Perhaps there was strength in that patience. There certainly was presence.

Close your eyes. Picture Edgar at the plate. While most hitters battle to slow things down, tune out the noise, the voices telling them what could be coming, what is in front of them, where their swing mechanics may be at that very second, there was none of that for Edgar. In contrast he was the picture of serenity as he awaited the pitch. Bat held high, head slightly cocked, and that quiet rocking as he waited. No matter the situation or ferociousness of the hurler on the mound – go on, take your time. I’m ready when you are. I’m just going to take this pitch, the right pitch, my pitch, and put it over… there.

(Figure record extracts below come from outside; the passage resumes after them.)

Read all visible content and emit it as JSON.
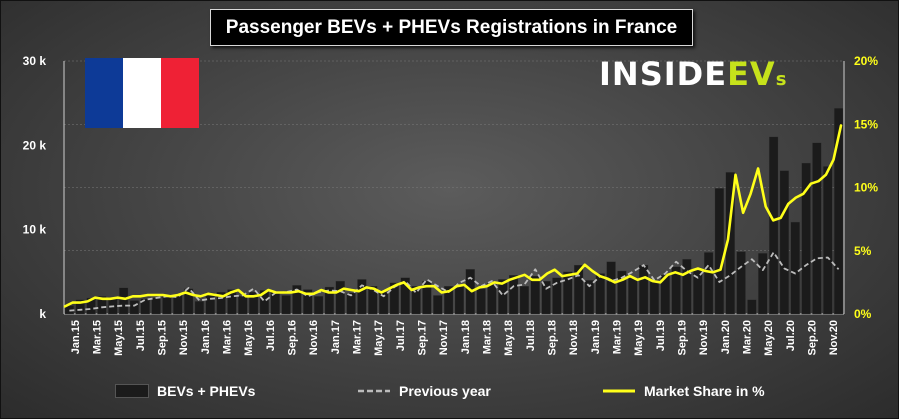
{
  "title": "Passenger BEVs + PHEVs Registrations in France",
  "logo": {
    "inside": "INSIDE",
    "ev": "EV",
    "s": "s"
  },
  "colors": {
    "bar": "#1b1b1b",
    "previous_year": "#bcbcbc",
    "market_share": "#ffff1a",
    "logo_accent": "#c6e21b",
    "flag_blue": "#0d3a97",
    "flag_white": "#ffffff",
    "flag_red": "#ef2135",
    "text": "#ffffff",
    "grid": "#7a7a7a"
  },
  "flag_icon": "france-flag",
  "legend": {
    "bars": "BEVs + PHEVs",
    "previous": "Previous year",
    "share": "Market Share in %"
  },
  "chart_data": {
    "type": "bar",
    "title": "Passenger BEVs + PHEVs Registrations in France",
    "x_tick_labels": [
      "Jan.15",
      "Mar.15",
      "May.15",
      "Jul.15",
      "Sep.15",
      "Nov.15",
      "Jan.16",
      "Mar.16",
      "May.16",
      "Jul.16",
      "Sep.16",
      "Nov.16",
      "Jan.17",
      "Mar.17",
      "May.17",
      "Jul.17",
      "Sep.17",
      "Nov.17",
      "Jan.18",
      "Mar.18",
      "May.18",
      "Jul.18",
      "Sep.18",
      "Nov.18",
      "Jan.19",
      "Mar.19",
      "May.19",
      "Jul.19",
      "Sep.19",
      "Nov.19",
      "Jan.20",
      "Mar.20",
      "May.20",
      "Jul.20",
      "Sep.20",
      "Nov.20"
    ],
    "y_left": {
      "ticks": [
        0,
        10000,
        20000,
        30000
      ],
      "tick_labels": [
        "k",
        "10 k",
        "20 k",
        "30 k"
      ],
      "range": [
        0,
        30000
      ]
    },
    "y_right": {
      "ticks": [
        0,
        5,
        10,
        15,
        20
      ],
      "tick_labels": [
        "0%",
        "5%",
        "10%",
        "15%",
        "20%"
      ],
      "range": [
        0,
        20
      ]
    },
    "grid": true,
    "legend_position": "bottom",
    "series": [
      {
        "name": "BEVs + PHEVs",
        "type": "bar",
        "axis": "left",
        "values": [
          1000,
          1700,
          1900,
          2100,
          2000,
          3100,
          1600,
          1800,
          1900,
          2100,
          2200,
          3000,
          1500,
          2500,
          2600,
          2900,
          2100,
          2600,
          2800,
          2700,
          2200,
          3400,
          2900,
          2100,
          3200,
          3900,
          2500,
          4100,
          3300,
          2600,
          3700,
          4300,
          3300,
          3900,
          2200,
          3300,
          3500,
          5300,
          3000,
          3700,
          4100,
          4600,
          3300,
          4500,
          3900,
          4300,
          5000,
          5800,
          4000,
          4800,
          6200,
          5100,
          4300,
          5800,
          3800,
          4600,
          5600,
          6500,
          5200,
          7300,
          14900,
          16800,
          7400,
          1700,
          7200,
          21000,
          17000,
          10900,
          17900,
          20300,
          17500,
          24400
        ]
      },
      {
        "name": "Previous year",
        "type": "line",
        "axis": "left",
        "values": [
          400,
          500,
          600,
          800,
          900,
          1000,
          1000,
          1700,
          1900,
          2100,
          2000,
          3100,
          1600,
          1800,
          1900,
          2100,
          2200,
          3000,
          1500,
          2500,
          2600,
          2900,
          2100,
          2600,
          2800,
          2700,
          2200,
          3400,
          2900,
          2100,
          3200,
          3900,
          2500,
          4100,
          3300,
          2600,
          3700,
          4300,
          3300,
          3900,
          2200,
          3300,
          3500,
          5300,
          3000,
          3700,
          4100,
          4600,
          3300,
          4500,
          3900,
          4300,
          5000,
          5800,
          4000,
          4800,
          6200,
          5100,
          4300,
          5800,
          3800,
          4600,
          5600,
          6500,
          5200,
          7300,
          5400,
          4800,
          5800,
          6600,
          6700,
          5300
        ]
      },
      {
        "name": "Market Share in %",
        "type": "line",
        "axis": "right",
        "values": [
          0.6,
          0.9,
          0.9,
          1.0,
          1.3,
          1.2,
          1.2,
          1.3,
          1.2,
          1.4,
          1.4,
          1.5,
          1.5,
          1.5,
          1.4,
          1.5,
          1.7,
          1.5,
          1.4,
          1.6,
          1.5,
          1.4,
          1.7,
          1.9,
          1.4,
          1.4,
          1.5,
          1.9,
          1.7,
          1.7,
          1.7,
          1.8,
          1.6,
          1.6,
          1.9,
          1.7,
          1.7,
          2.0,
          1.9,
          1.8,
          2.1,
          2.0,
          1.7,
          2.0,
          2.3,
          2.5,
          1.9,
          2.1,
          2.2,
          2.2,
          1.7,
          1.8,
          2.2,
          2.3,
          1.8,
          2.1,
          2.2,
          2.5,
          2.4,
          2.7,
          2.9,
          3.1,
          2.7,
          2.7,
          3.2,
          3.5,
          3.0,
          3.1,
          3.2,
          3.9,
          3.4,
          3.0,
          2.8,
          2.5,
          2.7,
          3.0,
          2.7,
          2.9,
          2.6,
          2.5,
          3.1,
          3.3,
          3.1,
          3.4,
          3.6,
          3.4,
          3.3,
          3.5,
          5.9,
          11.0,
          8.0,
          9.5,
          11.5,
          8.5,
          7.4,
          7.6,
          8.7,
          9.2,
          9.5,
          10.3,
          10.5,
          11.0,
          12.2,
          14.9
        ]
      }
    ]
  }
}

No one knew more about this than one of the mrn who will be seated next to Edgar on the dais during the induction ceremonies in Cooperstown: legendary Yankees closer Mariano Rivera.

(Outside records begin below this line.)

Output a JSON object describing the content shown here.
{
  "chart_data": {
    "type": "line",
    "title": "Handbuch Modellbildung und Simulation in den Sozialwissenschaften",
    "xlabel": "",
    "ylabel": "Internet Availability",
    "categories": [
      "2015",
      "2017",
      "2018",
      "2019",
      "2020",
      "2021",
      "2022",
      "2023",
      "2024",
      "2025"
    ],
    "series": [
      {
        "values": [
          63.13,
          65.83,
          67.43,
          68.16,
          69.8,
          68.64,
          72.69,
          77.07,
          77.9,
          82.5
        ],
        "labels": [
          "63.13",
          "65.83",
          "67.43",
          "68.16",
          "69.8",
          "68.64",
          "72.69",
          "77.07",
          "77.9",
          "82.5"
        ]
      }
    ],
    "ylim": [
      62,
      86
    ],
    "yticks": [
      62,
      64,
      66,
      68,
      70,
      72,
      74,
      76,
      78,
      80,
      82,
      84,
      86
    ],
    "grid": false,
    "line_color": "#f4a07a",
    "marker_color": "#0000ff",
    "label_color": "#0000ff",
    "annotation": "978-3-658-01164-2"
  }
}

“The only guy that I didn’t want to face when a tough situation comes was Edgar Martinez,” Rivera said in 2003. “It didn’t matter how well I threw the ball. I couldn’t get him out. Oh my God, he had more than my number. He had my breakfast, lunch and dinner.”

I’m sure Edgar wouldn’t mind buying in Cooperstown. It’s the least he could do after hitting .579/.652/.1.053 off of Rivera in 23 plate appearances.

Mariano knew what we in Seattle knew – and after 10 years of lobbying, advocating and educating, more should know now as well. There was so much to overcome. A number of voters have held fast to their belief that designated hitters are part-time players who don’t belong in the Hall of Fame. A whole league of voters rarely if ever saw Edgar, too, as he spent his entire career with one American League team sequestered in the top northwest corner of the country.

Then there were the counting stats.

No 3,000 hits, no 500 home runs, no 1,500 RBIs. Never mind the 68.3 Wins Above Replacement that place him above the average Hall of Fame hitter – and that’s despite Martinez taking the hit for not playing a fielding position for the majority of his career, as WAR includes a fielding component. Never mind the career .933 OPS, which ranks 33rd best all-time, or the .959 DH-only OPS, which is best among all who had at least 2,000 plate appearances in that role.

In 2014 the situation appeared almost desperate for Martinez. The eligibility window was lowered from 15 years to 10, coming the same year Edgar recorded his lowest vote tally to date at just 25.2 percent. Best-case scenario at that point appeared to be a Veterans Committee ballot somewhere down the line. Thanks to numbers and conversations, that will not be necessary.

Over the past five years we have seen a new baseball conversation around the hot stove, with much of it taking place on social media. There has been vote tracking, new numbers learned and players re-evaluated. A push from the Mariners media relations department put all of the numbers in one place and helped shine a light on Edgar’s career. Writers like Jay Jaffe of Fangraphs and broadcast analysts like Brian Kenny of the MLB Network have brought forward Edgar’s case, putting his career into perspective using the newer metrics. Former teammates and opponents have chimed in giving perhaps an even more poignant perspective. Simply put, in the minds of many, Edgar was one of the most feared right-handed hitters of his day.

It is time he take his place in Cooperstown among 226 other greats of the game. On July 21 he does just that along with Rivera, Roy Halladay, Mike Mussina and Today’s Game electees Harold Baines and Lee Smith.